Dive Brief:
- The J. M. Smucker Co. is scaling back prices for many of its coffee products, including most of the Folgers and Dunkin' Donuts brands, by 6%.
- These price cuts come more than a year after an approximately 9% price increase the company instituted when the prices for arabica were up due to the drought in Brazil, a major coffee producer. Smucker later deemed this move a "misstep" as it lost customers to cheaper brands and delayed purchases.
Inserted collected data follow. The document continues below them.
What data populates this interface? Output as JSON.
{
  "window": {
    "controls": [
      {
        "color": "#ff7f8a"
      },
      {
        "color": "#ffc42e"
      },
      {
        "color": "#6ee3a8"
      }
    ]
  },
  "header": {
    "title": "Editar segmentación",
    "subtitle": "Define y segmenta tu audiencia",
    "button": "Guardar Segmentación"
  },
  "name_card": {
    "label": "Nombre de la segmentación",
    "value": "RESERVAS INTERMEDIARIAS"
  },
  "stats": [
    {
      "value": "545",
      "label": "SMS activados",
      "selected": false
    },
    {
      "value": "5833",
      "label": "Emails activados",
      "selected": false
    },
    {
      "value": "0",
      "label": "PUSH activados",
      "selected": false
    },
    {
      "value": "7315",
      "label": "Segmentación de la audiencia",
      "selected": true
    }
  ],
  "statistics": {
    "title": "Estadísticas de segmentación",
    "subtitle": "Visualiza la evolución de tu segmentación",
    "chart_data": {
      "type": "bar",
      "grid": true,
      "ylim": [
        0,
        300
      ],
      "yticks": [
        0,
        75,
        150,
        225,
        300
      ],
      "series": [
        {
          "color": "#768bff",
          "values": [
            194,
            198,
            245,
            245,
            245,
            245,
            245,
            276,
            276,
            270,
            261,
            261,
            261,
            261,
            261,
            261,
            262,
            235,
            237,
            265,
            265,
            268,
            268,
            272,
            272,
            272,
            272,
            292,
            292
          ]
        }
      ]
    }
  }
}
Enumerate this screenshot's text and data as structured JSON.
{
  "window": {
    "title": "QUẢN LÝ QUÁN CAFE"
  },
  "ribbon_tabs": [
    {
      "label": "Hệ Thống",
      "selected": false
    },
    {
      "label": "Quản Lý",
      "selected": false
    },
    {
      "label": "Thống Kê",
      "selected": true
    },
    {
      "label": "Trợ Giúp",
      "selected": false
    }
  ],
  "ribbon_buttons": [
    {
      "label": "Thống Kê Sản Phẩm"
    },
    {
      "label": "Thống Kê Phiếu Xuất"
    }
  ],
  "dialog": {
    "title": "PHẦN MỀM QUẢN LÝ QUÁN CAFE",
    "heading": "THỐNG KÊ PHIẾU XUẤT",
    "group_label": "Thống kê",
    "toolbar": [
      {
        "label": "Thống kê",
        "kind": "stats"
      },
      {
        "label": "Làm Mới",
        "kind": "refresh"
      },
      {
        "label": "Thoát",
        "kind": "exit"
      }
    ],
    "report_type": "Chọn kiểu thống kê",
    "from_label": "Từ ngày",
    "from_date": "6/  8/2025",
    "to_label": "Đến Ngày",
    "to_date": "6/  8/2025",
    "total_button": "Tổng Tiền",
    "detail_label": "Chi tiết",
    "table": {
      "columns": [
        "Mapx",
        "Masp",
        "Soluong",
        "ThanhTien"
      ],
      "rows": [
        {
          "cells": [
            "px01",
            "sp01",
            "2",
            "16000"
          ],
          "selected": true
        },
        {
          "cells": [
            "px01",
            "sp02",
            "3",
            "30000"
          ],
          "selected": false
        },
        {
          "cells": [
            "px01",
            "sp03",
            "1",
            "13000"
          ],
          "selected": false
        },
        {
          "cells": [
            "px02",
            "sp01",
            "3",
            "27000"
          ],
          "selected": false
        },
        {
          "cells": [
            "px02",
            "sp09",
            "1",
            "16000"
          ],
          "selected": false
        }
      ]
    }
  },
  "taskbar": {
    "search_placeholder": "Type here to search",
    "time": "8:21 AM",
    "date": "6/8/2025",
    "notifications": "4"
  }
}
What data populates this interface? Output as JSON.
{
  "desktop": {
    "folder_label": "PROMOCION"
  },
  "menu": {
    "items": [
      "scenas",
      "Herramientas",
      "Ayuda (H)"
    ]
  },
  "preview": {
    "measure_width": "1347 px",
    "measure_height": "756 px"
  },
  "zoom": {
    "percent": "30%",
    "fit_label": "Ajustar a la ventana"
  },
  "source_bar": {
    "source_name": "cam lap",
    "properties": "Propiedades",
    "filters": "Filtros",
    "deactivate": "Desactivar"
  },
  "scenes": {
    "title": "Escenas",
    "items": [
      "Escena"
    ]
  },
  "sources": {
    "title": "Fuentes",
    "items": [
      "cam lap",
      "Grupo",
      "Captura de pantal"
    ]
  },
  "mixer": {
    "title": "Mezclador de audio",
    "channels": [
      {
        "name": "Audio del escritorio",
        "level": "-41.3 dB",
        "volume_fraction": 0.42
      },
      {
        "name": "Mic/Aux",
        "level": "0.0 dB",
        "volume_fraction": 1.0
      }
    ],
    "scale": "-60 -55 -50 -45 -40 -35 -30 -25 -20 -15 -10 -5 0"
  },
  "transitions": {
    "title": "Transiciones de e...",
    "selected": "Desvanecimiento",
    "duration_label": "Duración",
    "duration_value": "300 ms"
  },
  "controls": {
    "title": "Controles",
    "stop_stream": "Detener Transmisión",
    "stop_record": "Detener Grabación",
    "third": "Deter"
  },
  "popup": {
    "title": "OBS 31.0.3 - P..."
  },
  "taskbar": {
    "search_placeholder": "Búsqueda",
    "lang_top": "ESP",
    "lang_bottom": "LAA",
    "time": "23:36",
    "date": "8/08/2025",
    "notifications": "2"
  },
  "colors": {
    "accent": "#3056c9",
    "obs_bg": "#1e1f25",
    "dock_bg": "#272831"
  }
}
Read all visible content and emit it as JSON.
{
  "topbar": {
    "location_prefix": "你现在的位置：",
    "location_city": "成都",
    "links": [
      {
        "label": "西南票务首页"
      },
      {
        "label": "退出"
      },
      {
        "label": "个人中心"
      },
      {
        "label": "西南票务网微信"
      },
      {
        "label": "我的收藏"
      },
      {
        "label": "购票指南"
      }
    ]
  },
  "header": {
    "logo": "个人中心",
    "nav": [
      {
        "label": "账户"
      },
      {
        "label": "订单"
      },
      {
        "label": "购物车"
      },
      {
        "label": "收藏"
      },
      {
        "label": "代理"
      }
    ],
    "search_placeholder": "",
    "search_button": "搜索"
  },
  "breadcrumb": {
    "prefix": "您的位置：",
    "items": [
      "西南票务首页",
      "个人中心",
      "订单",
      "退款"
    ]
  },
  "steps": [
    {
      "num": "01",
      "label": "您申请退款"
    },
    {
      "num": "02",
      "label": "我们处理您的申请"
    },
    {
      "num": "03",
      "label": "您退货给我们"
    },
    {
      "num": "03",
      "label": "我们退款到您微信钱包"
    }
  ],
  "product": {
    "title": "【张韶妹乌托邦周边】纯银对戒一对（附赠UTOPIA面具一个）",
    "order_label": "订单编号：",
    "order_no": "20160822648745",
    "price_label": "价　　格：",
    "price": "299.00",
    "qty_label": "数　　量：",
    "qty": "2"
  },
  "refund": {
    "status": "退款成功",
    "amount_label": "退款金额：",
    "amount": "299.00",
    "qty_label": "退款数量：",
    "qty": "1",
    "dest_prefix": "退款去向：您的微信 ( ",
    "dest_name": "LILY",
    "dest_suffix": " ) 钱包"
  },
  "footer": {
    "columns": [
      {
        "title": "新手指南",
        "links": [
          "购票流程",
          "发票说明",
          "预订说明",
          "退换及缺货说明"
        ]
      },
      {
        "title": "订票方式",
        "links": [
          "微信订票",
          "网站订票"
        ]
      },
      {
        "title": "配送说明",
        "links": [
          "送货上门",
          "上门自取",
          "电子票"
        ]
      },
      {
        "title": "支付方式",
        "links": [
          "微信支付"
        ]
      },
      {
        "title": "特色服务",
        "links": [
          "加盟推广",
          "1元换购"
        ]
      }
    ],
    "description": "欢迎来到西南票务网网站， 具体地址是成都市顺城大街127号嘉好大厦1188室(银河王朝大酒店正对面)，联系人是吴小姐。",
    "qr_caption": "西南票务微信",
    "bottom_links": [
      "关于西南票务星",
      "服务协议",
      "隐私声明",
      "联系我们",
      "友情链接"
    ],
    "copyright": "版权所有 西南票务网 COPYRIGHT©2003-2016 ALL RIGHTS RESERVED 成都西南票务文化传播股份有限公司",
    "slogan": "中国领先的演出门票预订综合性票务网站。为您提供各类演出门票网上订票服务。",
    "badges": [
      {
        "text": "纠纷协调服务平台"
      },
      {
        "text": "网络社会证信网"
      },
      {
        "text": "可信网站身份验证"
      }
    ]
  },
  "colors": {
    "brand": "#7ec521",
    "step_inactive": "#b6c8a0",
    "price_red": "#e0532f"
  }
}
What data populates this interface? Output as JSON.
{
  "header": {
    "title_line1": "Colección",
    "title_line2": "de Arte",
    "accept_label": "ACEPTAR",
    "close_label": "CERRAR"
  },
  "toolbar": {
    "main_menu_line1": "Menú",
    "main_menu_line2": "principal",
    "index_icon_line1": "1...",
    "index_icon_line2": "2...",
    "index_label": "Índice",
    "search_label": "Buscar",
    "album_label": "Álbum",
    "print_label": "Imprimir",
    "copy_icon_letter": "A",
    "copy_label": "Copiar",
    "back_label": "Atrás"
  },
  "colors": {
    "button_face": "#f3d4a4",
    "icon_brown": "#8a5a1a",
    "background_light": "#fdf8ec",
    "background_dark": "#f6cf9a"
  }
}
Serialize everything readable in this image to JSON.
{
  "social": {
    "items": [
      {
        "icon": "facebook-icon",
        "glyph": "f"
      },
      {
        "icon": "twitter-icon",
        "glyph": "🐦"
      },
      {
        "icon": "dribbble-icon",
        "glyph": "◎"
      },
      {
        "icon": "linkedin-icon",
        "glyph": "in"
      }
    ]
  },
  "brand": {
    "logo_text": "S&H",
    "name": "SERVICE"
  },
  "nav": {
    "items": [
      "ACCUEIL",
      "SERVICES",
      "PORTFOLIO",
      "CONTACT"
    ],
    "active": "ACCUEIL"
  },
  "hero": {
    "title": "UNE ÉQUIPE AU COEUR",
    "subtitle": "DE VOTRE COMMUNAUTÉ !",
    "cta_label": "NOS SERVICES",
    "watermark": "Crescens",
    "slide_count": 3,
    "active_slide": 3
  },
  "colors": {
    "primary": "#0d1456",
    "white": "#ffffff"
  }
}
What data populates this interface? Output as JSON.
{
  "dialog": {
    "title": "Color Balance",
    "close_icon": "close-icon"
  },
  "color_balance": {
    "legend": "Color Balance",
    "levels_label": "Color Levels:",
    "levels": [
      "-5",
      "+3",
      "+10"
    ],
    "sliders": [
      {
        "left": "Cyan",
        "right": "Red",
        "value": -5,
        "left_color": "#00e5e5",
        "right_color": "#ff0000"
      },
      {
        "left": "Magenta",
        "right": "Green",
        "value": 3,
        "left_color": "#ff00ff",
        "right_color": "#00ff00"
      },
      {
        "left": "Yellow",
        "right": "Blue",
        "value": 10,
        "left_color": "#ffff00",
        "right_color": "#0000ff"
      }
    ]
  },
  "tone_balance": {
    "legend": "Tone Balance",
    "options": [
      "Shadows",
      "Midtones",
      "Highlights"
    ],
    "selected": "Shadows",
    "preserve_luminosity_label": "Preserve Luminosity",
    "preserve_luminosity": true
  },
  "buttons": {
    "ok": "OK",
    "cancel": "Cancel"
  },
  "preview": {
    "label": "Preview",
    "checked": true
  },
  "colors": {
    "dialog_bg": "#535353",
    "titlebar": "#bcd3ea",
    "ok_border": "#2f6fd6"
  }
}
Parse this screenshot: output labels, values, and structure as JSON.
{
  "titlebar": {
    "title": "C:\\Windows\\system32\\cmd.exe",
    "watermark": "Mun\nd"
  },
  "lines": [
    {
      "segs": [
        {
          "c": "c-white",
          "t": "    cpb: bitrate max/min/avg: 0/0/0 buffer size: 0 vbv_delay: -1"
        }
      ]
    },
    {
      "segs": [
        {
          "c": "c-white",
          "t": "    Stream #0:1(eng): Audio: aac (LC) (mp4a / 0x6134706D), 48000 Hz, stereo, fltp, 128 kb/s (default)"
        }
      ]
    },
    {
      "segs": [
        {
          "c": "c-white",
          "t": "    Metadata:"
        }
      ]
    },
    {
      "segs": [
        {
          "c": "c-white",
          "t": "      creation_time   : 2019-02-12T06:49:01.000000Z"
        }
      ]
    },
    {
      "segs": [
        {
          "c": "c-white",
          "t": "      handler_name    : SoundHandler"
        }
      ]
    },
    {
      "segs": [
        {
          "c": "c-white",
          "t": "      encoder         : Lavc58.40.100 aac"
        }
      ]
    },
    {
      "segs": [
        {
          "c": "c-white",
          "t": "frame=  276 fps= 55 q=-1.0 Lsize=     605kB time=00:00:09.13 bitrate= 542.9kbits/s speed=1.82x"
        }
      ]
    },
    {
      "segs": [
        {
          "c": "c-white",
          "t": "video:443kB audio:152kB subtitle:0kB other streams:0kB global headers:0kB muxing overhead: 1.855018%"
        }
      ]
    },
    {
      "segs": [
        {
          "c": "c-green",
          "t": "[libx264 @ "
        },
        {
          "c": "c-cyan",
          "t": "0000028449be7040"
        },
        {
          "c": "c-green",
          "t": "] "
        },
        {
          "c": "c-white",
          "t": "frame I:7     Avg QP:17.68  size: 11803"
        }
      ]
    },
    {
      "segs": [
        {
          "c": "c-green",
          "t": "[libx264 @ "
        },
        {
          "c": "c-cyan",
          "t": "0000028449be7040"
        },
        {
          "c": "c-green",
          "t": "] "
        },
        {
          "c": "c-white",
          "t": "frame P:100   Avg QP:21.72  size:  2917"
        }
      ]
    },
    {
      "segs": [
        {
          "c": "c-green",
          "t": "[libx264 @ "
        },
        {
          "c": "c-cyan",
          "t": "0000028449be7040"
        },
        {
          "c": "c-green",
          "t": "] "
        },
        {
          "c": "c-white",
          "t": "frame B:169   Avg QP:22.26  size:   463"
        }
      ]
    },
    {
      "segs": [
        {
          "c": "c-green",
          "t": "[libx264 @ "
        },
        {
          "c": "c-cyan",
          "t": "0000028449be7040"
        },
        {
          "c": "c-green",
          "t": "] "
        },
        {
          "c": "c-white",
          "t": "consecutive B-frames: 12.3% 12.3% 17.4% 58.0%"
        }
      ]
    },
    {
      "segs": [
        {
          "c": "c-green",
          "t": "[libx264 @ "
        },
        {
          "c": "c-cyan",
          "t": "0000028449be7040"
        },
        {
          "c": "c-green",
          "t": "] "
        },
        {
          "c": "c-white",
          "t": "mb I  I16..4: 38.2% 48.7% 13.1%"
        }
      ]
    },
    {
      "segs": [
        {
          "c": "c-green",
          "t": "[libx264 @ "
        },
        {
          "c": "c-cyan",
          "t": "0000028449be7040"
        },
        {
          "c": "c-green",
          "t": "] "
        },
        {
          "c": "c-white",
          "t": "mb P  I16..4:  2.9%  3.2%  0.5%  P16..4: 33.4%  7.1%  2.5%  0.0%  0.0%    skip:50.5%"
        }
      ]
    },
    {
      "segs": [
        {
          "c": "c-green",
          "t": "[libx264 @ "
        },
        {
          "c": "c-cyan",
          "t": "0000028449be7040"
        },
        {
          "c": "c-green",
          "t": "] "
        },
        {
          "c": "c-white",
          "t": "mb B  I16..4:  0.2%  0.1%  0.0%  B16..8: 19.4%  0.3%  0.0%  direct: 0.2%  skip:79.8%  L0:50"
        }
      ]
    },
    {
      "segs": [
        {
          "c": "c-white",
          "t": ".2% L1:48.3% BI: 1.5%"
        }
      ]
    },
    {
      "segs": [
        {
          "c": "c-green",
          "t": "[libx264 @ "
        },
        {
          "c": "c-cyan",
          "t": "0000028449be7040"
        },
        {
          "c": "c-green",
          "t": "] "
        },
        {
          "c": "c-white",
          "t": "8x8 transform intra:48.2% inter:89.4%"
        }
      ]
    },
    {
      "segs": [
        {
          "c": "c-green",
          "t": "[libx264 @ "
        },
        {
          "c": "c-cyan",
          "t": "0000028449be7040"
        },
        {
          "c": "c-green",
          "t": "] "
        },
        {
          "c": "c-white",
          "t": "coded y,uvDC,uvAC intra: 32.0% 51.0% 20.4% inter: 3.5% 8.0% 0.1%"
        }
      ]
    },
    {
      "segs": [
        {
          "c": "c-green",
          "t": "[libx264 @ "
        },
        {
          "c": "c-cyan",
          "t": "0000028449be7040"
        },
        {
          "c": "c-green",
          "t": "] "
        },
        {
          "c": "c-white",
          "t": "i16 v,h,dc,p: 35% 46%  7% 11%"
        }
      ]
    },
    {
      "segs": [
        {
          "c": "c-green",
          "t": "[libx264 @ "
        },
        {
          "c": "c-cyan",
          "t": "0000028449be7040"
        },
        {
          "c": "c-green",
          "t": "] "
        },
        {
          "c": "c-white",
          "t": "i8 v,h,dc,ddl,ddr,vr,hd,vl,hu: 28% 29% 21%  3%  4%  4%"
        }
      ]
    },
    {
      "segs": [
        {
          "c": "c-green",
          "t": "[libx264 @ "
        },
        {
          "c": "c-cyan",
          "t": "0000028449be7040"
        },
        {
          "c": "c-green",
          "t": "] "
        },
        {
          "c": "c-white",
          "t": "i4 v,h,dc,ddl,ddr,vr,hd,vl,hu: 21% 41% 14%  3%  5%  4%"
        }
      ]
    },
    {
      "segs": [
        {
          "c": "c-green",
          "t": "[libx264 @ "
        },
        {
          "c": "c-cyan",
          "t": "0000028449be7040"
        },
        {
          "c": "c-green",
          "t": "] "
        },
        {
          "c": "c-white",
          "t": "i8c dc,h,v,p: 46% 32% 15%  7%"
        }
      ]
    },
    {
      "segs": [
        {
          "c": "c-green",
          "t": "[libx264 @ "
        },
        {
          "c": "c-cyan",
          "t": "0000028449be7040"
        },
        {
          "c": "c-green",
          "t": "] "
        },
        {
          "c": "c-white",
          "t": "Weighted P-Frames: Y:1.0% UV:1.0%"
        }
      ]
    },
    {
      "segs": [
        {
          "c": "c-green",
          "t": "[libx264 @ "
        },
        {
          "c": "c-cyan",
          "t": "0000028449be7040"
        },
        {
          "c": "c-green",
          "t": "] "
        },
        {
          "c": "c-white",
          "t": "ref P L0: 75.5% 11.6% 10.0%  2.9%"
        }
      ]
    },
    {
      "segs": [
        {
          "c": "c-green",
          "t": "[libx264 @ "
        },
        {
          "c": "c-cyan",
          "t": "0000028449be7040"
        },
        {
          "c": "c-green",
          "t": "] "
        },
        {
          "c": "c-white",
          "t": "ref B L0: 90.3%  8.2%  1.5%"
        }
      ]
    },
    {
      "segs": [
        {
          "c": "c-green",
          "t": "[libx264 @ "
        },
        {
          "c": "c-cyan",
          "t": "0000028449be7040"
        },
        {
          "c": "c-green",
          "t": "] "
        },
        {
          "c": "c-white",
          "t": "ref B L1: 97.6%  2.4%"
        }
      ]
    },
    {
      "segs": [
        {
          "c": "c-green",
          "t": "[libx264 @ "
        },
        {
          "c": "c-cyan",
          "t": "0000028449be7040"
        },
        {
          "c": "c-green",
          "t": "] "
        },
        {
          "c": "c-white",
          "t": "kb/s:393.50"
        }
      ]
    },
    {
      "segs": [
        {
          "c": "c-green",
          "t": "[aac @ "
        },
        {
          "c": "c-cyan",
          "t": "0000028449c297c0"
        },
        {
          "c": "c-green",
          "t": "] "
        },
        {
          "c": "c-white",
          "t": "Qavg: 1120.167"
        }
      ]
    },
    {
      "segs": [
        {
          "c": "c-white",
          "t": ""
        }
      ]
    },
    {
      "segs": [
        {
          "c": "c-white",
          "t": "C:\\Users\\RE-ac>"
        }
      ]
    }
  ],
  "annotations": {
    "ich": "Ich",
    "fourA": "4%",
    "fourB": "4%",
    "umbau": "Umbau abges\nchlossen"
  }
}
- Smucker may be the first in a line of price drops for coffee on the consumer end.
Dive Insight:
Smucker wasn't the only brand to raise its prices last year due to soaring green coffee prices, as Kraft Foods Group also raised prices on its Maxwell House and Yuban ground and roast brands by about 10%. Keurig Green Mountain raised K-Cups' prices by 9% as well.
However, futures prices for arabica, typically used in brewed and specialty coffee, have dropped about 25% and futures prices for robusta, typically used for instant coffee, about 12%.
However, Smuckers' price cuts may not benefit consumers in the long run. At the same time, the company is also rolling out smaller packaging sizes, about 3 ounces less per can, to be released this summer. "This is an attempt to create the illusion of lower prices while not doing so," Shawn Hackett, president of Hackett Financial Advisors in Florida, told Reuters by email.